Re: Problems with cvs kernel on Indigo2

On Sat, May 06, 2000 at 01:06:15PM +0200, Klaus Naumann wrote:

> 1. The network driver is completely broken. The output of ifconfig
> shows the eth0 device about 8 times and network isn't working at all.
> ifconfig up & down didn't change anything.

I am not seeing this on my indigo2.

> 2. There are messages in my kernel log like:
> Bug in get_wchan
> Due to my still very limited knowledge about the kernel I don't know
> what's the problem, I only know that this error is generated in the 
> get_wchan function in arch/mips/kernel/process.c

I already had a go in the source.

The problem is that with some "ps" output you want to see the kernel
"function" the process got stuck in when it was scheduled. Now - There
are a couple of possible functions which might be used to schedule
namely all the ones in kernel/sched.c between

void scheduling_functions_start_here(void) { }


void scheduling_functions_end_here(void) { }

As the calling convention for mips just says the return address (Which
is the interesting thing to return in get_wchan() ) is passed in
the "ra" register. Somewhere in the functions between the two markers
above (e.h. asmlinkage void schedule(void)) the "ra" gets pushed on
the stack. Now - get_wchan has to find out WHICH function did
the schedule and depending on the function retrieve the return
address for the specific process from the stack. On some architectures
this is simple or you even can search the stackpage which mips/mipsel
cant do. Where the return address is stored on the stack
for the specific functions can be seen in the gdb.

(gdb) disass schedule
Dump of assembler code for function schedule:
0x8802565c <schedule>:  addiu   $sp,$sp,-48
0x88025660 <schedule+4>:        sw      $ra,40($sp)
0x88025664 <schedule+8>:        sw      $s8,36($sp)
0x88025668 <schedule+12>:       sw      $s4,32($sp)
0x8802566c <schedule+16>:       sw      $s3,28($sp)
0x88025670 <schedule+20>:       sw      $s2,24($sp)
0x88025674 <schedule+24>:       sw      $s1,20($sp)
0x88025678 <schedule+28>:       sw      $s0,16($sp)
0x8802567c <schedule+32>:       lw      $s0,48($gp)
0x88025680 <schedule+36>:       bnez    $s0,0x880256a4 <schedule+72>
0x88025684 <schedule+40>:       move    $s8,$sp
0x88025688 <schedule+44>:       lui     $a0,0x8812
0x8802568c <schedule+48>:       addiu   $a0,$a0,18536
0x88025690 <schedule+52>:       lui     $a1,0x8812
0x88025694 <schedule+56>:       addiu   $a1,$a1,18780

As you can see "ra" gets pushed on the stack at sp + 0x40 

In "get_wchan" you see the following

    204         pc = thread_saved_pc(&p->thread);

Get the programm counter - Means - You can find out which
function did the schedule.

    212                 schedule_frame = ((unsigned long *)p->thread.reg30)[9];

Get the stack pointer.

    213                 return ((unsigned long *)schedule_frame)[16];

And return the 16ths long of the stack -> 16 * 4 -> 64 ...

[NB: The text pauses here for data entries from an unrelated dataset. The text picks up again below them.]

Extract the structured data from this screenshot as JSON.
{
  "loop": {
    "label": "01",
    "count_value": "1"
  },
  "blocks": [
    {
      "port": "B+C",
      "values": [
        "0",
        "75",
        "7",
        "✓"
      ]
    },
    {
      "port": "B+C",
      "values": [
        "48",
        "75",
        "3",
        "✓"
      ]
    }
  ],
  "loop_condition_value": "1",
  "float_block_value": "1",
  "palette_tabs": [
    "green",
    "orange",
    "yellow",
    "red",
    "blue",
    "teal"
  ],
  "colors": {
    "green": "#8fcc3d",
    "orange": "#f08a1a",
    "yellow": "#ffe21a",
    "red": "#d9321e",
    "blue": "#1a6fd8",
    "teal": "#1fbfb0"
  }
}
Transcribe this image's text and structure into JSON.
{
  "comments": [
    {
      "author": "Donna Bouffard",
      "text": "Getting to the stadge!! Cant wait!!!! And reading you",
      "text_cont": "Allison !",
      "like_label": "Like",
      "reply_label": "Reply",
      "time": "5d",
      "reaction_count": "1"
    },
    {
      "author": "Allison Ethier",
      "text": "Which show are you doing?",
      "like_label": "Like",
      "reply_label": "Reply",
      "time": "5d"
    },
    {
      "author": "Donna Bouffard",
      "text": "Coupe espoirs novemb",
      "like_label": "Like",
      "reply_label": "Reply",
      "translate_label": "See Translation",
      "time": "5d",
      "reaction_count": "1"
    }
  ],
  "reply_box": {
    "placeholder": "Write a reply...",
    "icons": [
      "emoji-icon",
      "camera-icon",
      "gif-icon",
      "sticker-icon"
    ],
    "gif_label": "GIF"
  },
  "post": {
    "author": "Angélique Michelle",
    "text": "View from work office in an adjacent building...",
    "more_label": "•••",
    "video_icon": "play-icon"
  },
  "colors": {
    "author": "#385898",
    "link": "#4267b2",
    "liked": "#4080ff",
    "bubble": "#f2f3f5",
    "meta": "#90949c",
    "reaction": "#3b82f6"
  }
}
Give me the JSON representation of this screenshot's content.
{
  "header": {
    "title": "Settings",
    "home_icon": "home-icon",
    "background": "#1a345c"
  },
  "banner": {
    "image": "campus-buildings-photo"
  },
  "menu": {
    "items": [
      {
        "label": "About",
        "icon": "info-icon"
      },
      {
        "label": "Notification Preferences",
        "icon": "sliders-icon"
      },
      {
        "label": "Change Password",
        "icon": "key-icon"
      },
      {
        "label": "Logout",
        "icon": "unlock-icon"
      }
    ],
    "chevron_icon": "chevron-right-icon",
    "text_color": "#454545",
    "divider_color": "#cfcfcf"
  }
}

Now we found the "real" programm counter where the thread scheduled.

Now we try if this is inbetween the scheduling functions which could
mean we havent found the return address on the stack.

    215         if (pc >= first_sched && pc < last_sched) {
    216                 printk(KERN_DEBUG "Bug in %s\n", __FUNCTION__);
    217         }

And there is your "Bug in get_wchan()"

> Is there anyone out there who has solutions for the named problems ?

The "Bug in get_wchan()" is quiet obvious to fix - The day i 
get my Indy ill be able to do a bit more kernel things.

The "Ethernet" is a bit mysterious to me.